Energy Bounds in Designer Gravity

TL;DR

This work addresses the problem of defining finite conserved charges in asymptotically AdS spacetimes with tachyonic scalars near the Breitenlohner-Freedman bound under general boundary conditions specified by a function $W$. It employs the covariant phase space formalism to derive explicit Hamiltonian generators for asymptotic symmetries, showing they decompose into the pure gravity Weyl term plus scalar-field contributions, and demonstrates finiteness via a finite symplectic structure. By relating these charges to a positive spinor charge, the authors establish a lower energy bound when $W$ is bounded below, $m^2>m^2_{BF}$, and $V(\phi)$ admits a suitable superpotential; they also treat special cases with logarithmic branches and BF saturation.
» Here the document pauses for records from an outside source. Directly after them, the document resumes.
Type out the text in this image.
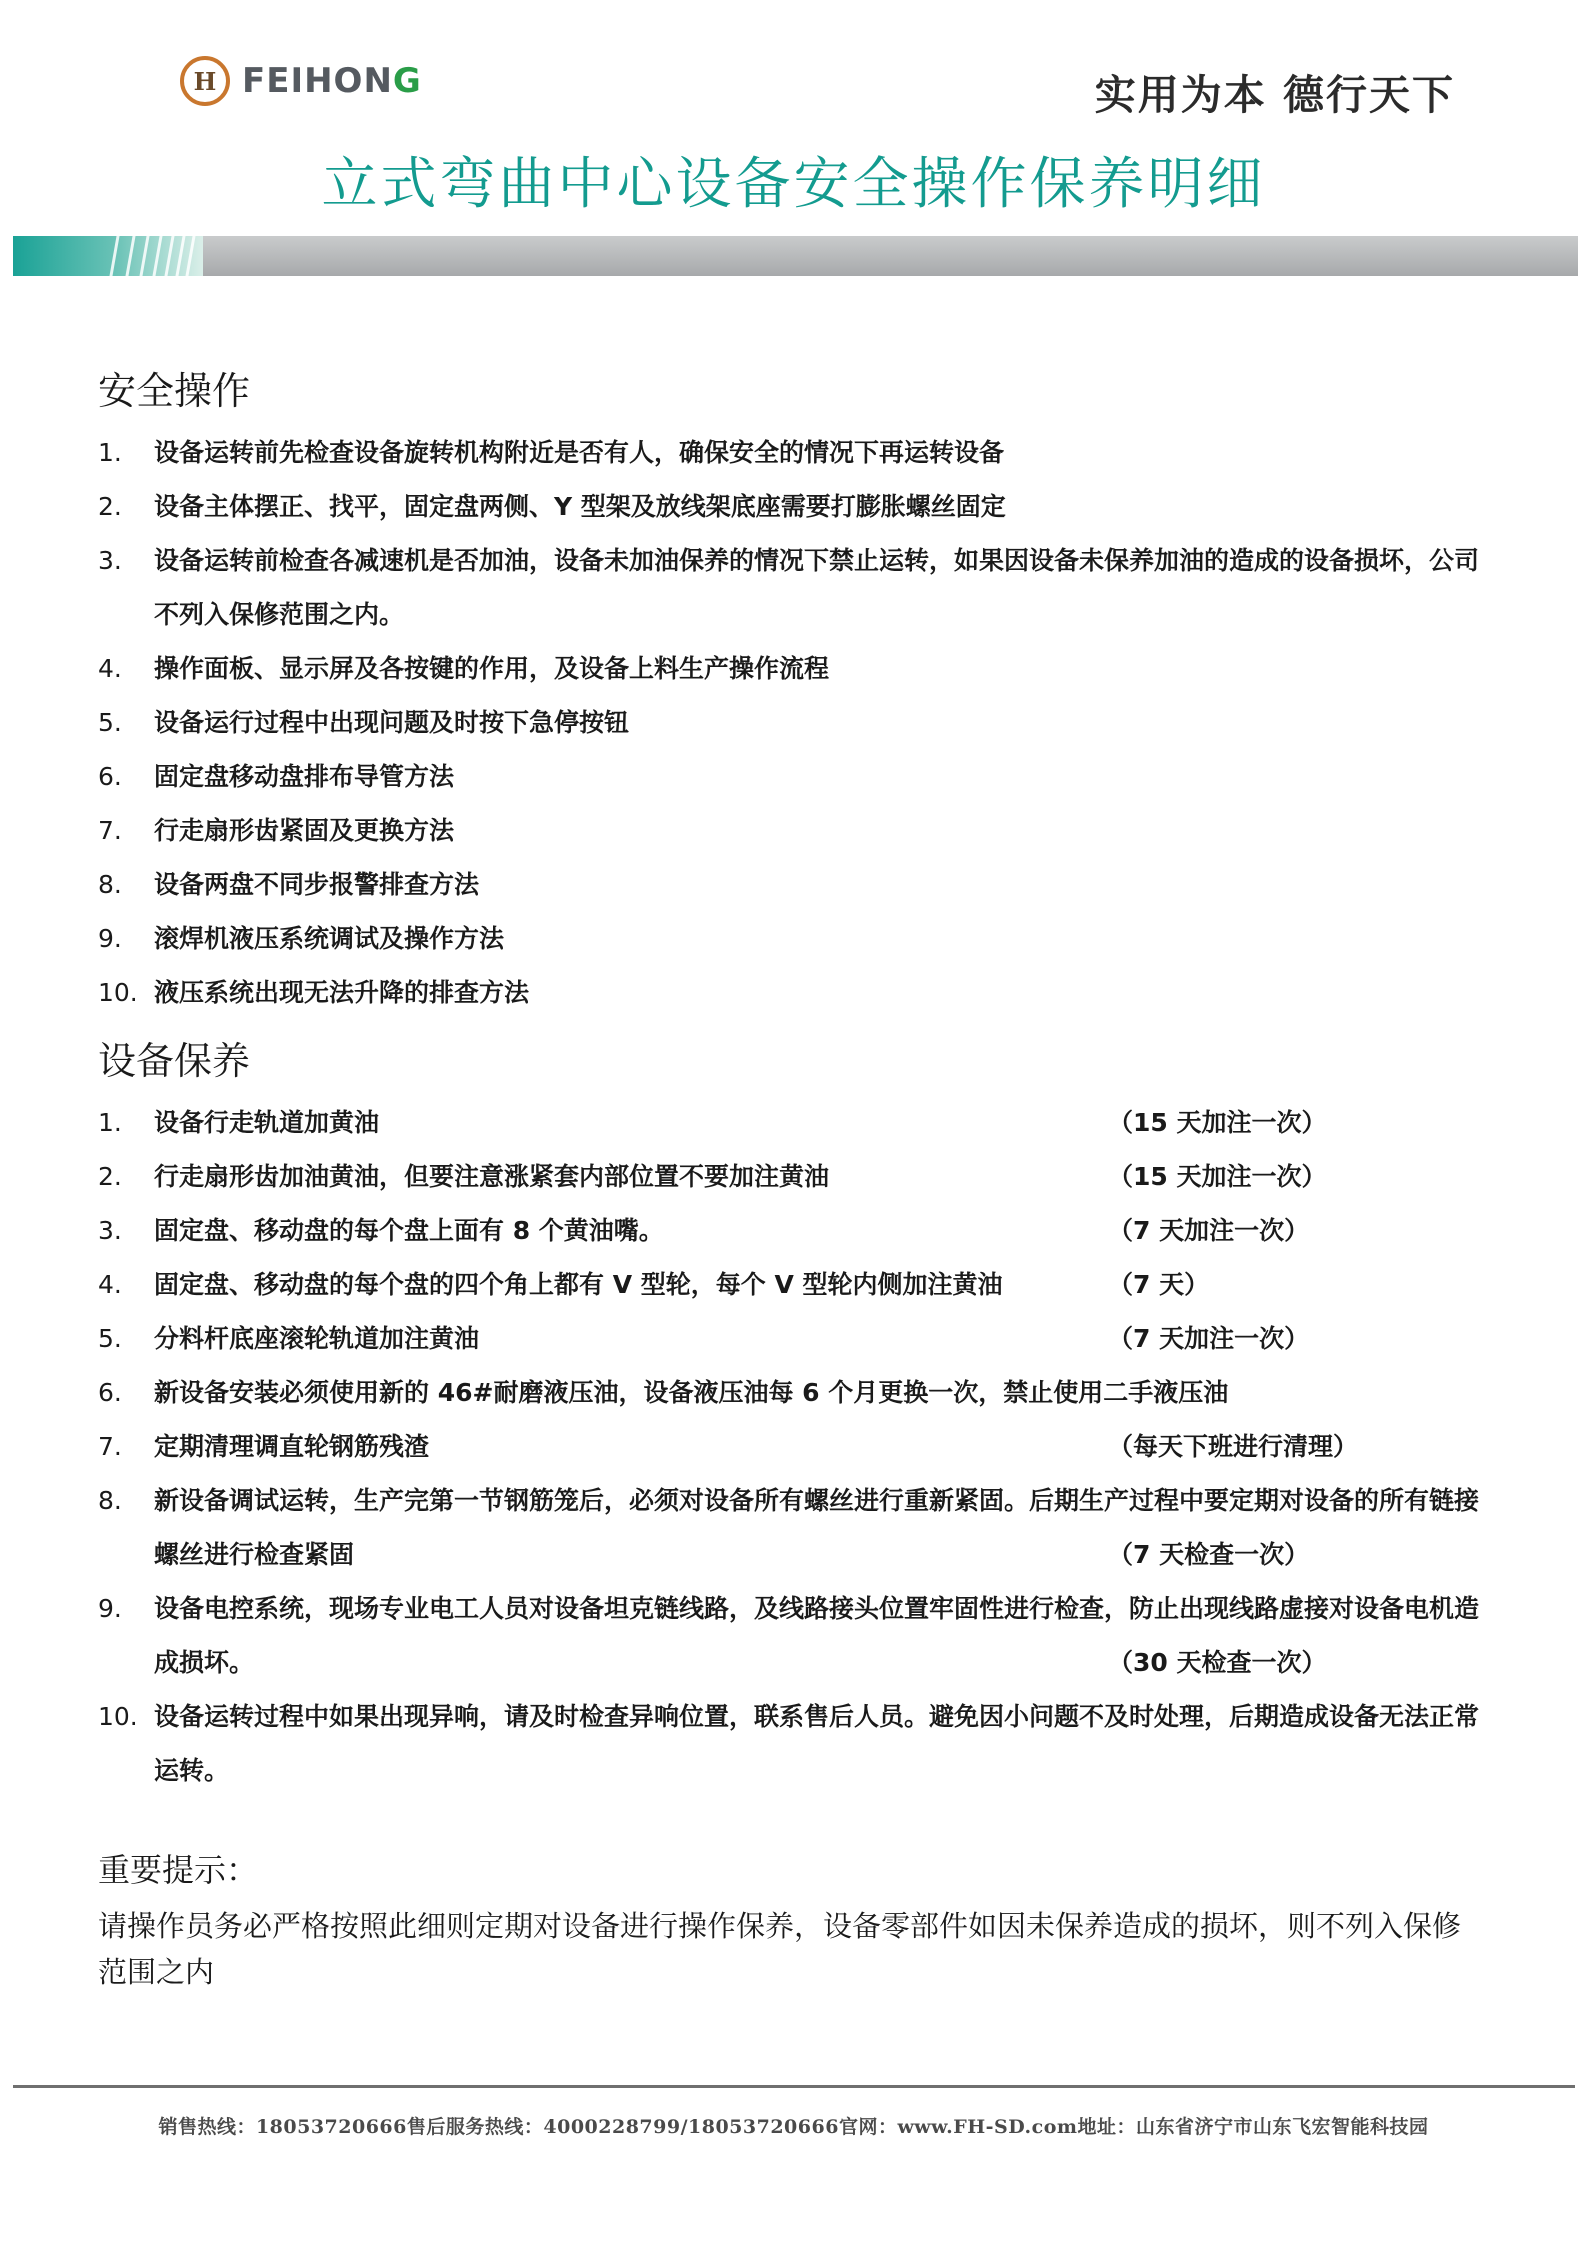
H FEIHONG	实用为本 德行天下
立式弯曲中心设备安全操作保养明细
安全操作
1.	设备运转前先检查设备旋转机构附近是否有人，确保安全的情况下再运转设备
2.	设备主体摆正、找平，固定盘两侧、Y 型架及放线架底座需要打膨胀螺丝固定
3.	设备运转前检查各减速机是否加油，设备未加油保养的情况下禁止运转，如果因设备未保养加油的造成的设备损坏，公司不列入保修范围之内。
4.	操作面板、显示屏及各按键的作用，及设备上料生产操作流程
5.	设备运行过程中出现问题及时按下急停按钮
6.	固定盘移动盘排布导管方法
7.	行走扇形齿紧固及更换方法
8.	设备两盘不同步报警排查方法
9.	滚焊机液压系统调试及操作方法
10. 液压系统出现无法升降的排查方法
设备保养
1.	设备行走轨道加黄油	（15 天加注一次）
2.	行走扇形齿加油黄油，但要注意涨紧套内部位置不要加注黄油	（15 天加注一次）
3.	固定盘、移动盘的每个盘上面有 8 个黄油嘴。	（7 天加注一次）
4.	固定盘、移动盘的每个盘的四个角上都有 V 型轮，每个 V 型轮内侧加注黄油	（7 天）
5.	分料杆底座滚轮轨道加注黄油	（7 天加注一次）
6.	新设备安装必须使用新的 46#耐磨液压油，设备液压油每 6 个月更换一次，禁止使用二手液压油
7.	定期清理调直轮钢筋残渣	（每天下班进行清理）
8.	新设备调试运转，生产完第一节钢筋笼后，必须对设备所有螺丝进行重新紧固。后期生产过程中要定期对设备的所有链接螺丝进行检查紧固	（7 天检查一次）
9.	设备电控系统，现场专业电工人员对设备坦克链线路，及线路接头位置牢固性进行检查，防止出现线路虚接对设备电机造成损坏。	（30 天检查一次）
10. 设备运转过程中如果出现异响，请及时检查异响位置，联系售后人员。避免因小问题不及时处理，后期造成设备无法正常运转。
重要提示：
请操作员务必严格按照此细则定期对设备进行操作保养，设备零部件如因未保养造成的损坏，则不列入保修范围之内
销售热线：18053720666售后服务热线：4000228799/18053720666官网：www.FH-SD.com地址：山东省济宁市山东飞宏智能科技园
The results extend prior $d=3$ and higher-dimensional analyses, clarify the role of boundary data in AdS stability, and have implications for the dual CFT, confirming stability under broad designer-gravity boundary conditions.

Abstract

We consider asymptotically anti-de Sitter gravity coupled to tachyonic scalar fields with mass at or slightly above the Breitenlohner-Freedman bound in d greater than or equal to 4 spacetime dimensions. The boundary conditions in these ``designer gravity'' theories are defined in terms of an arbitrary function W. We give a general argument that the Hamiltonian generators of asymptotic symmetries for such systems will be finite, and proceed to construct these generators using the covariant phase space method. The direct calculation confirms that the generators are finite and shows that they take the form of the pure gravity result plus additional contributions from the scalar fields. By comparing the generators to the spinor charge, we derive a lower bound on the gravitational energy when i) W has a global minimum, ii) the Breitenlohner-Freedman bound is not saturated, and iii) the scalar potential V admits a certain type of "superpotential."